Pasaban los meses y mi hija me seguía diciendo: «¿Cuándo llega, mami, el perrito?».
Llegó diciembre, que es el mes de sorpresas y alegrías, y también de penas y tristezas. Era un 23 de diciembre, más o menos a las 7 pm. Alguien dijo en la puerta: «¡Upe!» (que en Costa Rica significa «abrir»). La china, como le dicen allá a las empleadas domésticas, abrió la puerta y apareció un amigo de la casa con una canasta adornada con un lazo rojo. ¿Y adivinan lo que traía en su interior? ¡La perrita que tanto ansiaba mi hija! Estaba en la canasta. Se la entregó y le dijo: «Feliz Navidad, la bb». La niña no esperó nada, medio le agradeció, la tomó en sus brazos y la bautizó como Pandora, pero ella le decía «Paporita».
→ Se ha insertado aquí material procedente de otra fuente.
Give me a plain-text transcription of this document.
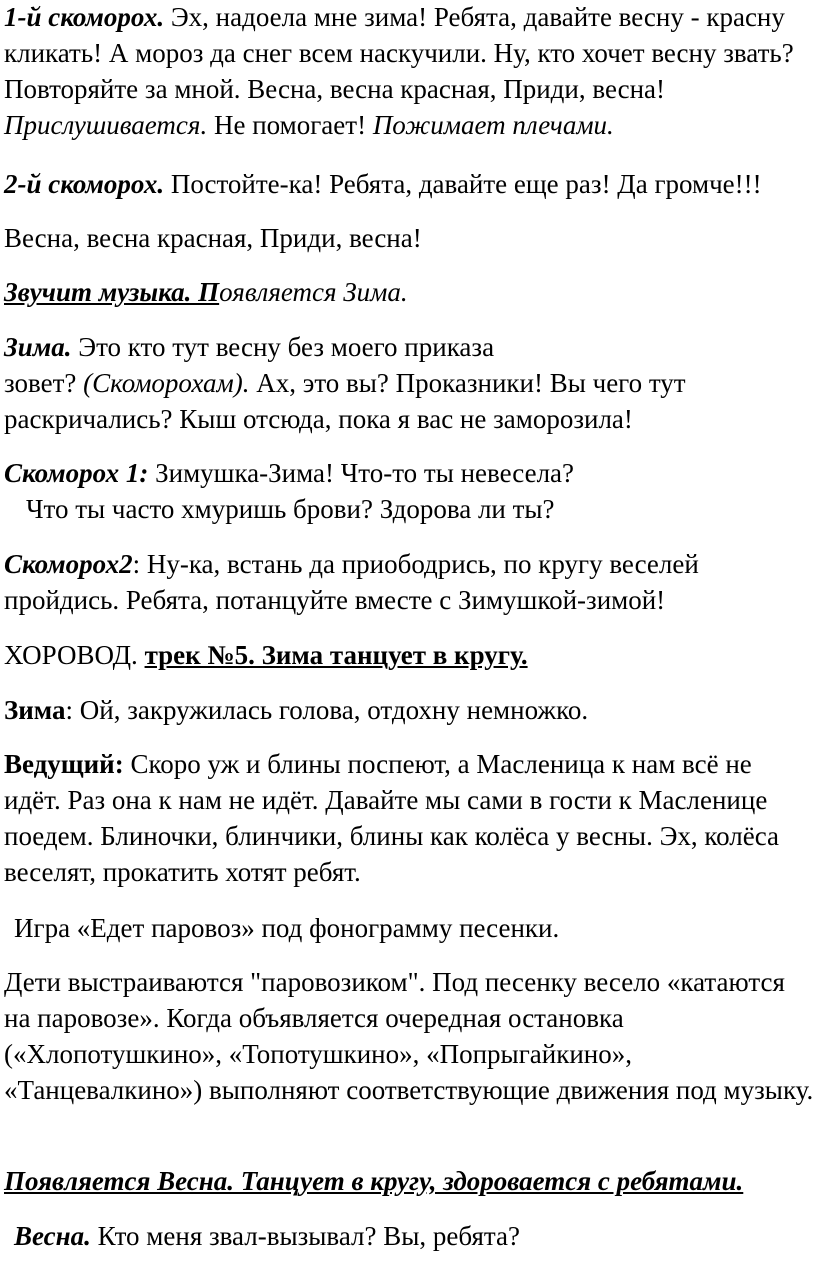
1-й скоморох. Эх, надоела мне зима! Ребята, давайте весну - красну кликать! А мороз да снег всем наскучили. Ну, кто хочет весну звать? Повторяйте за мной. Весна, весна красная, Приди, весна! Прислушивается. Не помогает! Пожимает плечами.

2-й скоморох. Постойте-ка! Ребята, давайте еще раз! Да громче!!!

Весна, весна красная, Приди, весна!

Звучит музыка. Появляется Зима.

Зима. Это кто тут весну без моего приказа
зовет? (Скоморохам). Ах, это вы? Проказники! Вы чего тут раскричались? Кыш отсюда, пока я вас не заморозила!

Скоморох 1: Зимушка-Зима! Что-то ты невесела?
Что ты часто хмуришь брови? Здорова ли ты?

Скоморох2: Ну-ка, встань да приободрись, по кругу веселей пройдись. Ребята, потанцуйте вместе с Зимушкой-зимой!

ХОРОВОД. трек №5. Зима танцует в кругу.

Зима: Ой, закружилась голова, отдохну немножко.

Ведущий: Скоро уж и блины поспеют, а Масленица к нам всё не идёт. Раз она к нам не идёт. Давайте мы сами в гости к Масленице поедем. Блиночки, блинчики, блины как колёса у весны. Эх, колёса веселят, прокатить хотят ребят.

Игра «Едет паровоз» под фонограмму песенки.

Дети выстраиваются "паровозиком". Под песенку весело «катаются на паровозе». Когда объявляется очередная остановка («Хлопотушкино», «Топотушкино», «Попрыгайкино», «Танцевалкино») выполняют соответствующие движения под музыку.

Появляется Весна. Танцует в кругу, здоровается с ребятами.

Весна. Кто меня звал-вызывал? Вы, ребята?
Era una pastora alemana divina. Tenía un pelaje muy hermoso, los ojitos eran llenos de vitalidad. Era hermosa. Le agradecí a este amigo y a su señora por la deferencia que habían tenido con mi hija. Desde aquella Navidad, Pandora, alias Paporita, fue parte de la familia.
Creció Pandora en un ambiente de amor y, aunque se rían, con un poquito de disciplina. Aprendió dónde tenía que dormir, dónde tenía que comer, todo lo referente a costumbres que tenía que conocer un perro. Lo importante le enseñé a comportarse cuando llegaban visitas. Le enseñé a cuidar a mi hija y acompañarla a todas partes. A buscarla en el bosque, que a veces solía ir a jugar.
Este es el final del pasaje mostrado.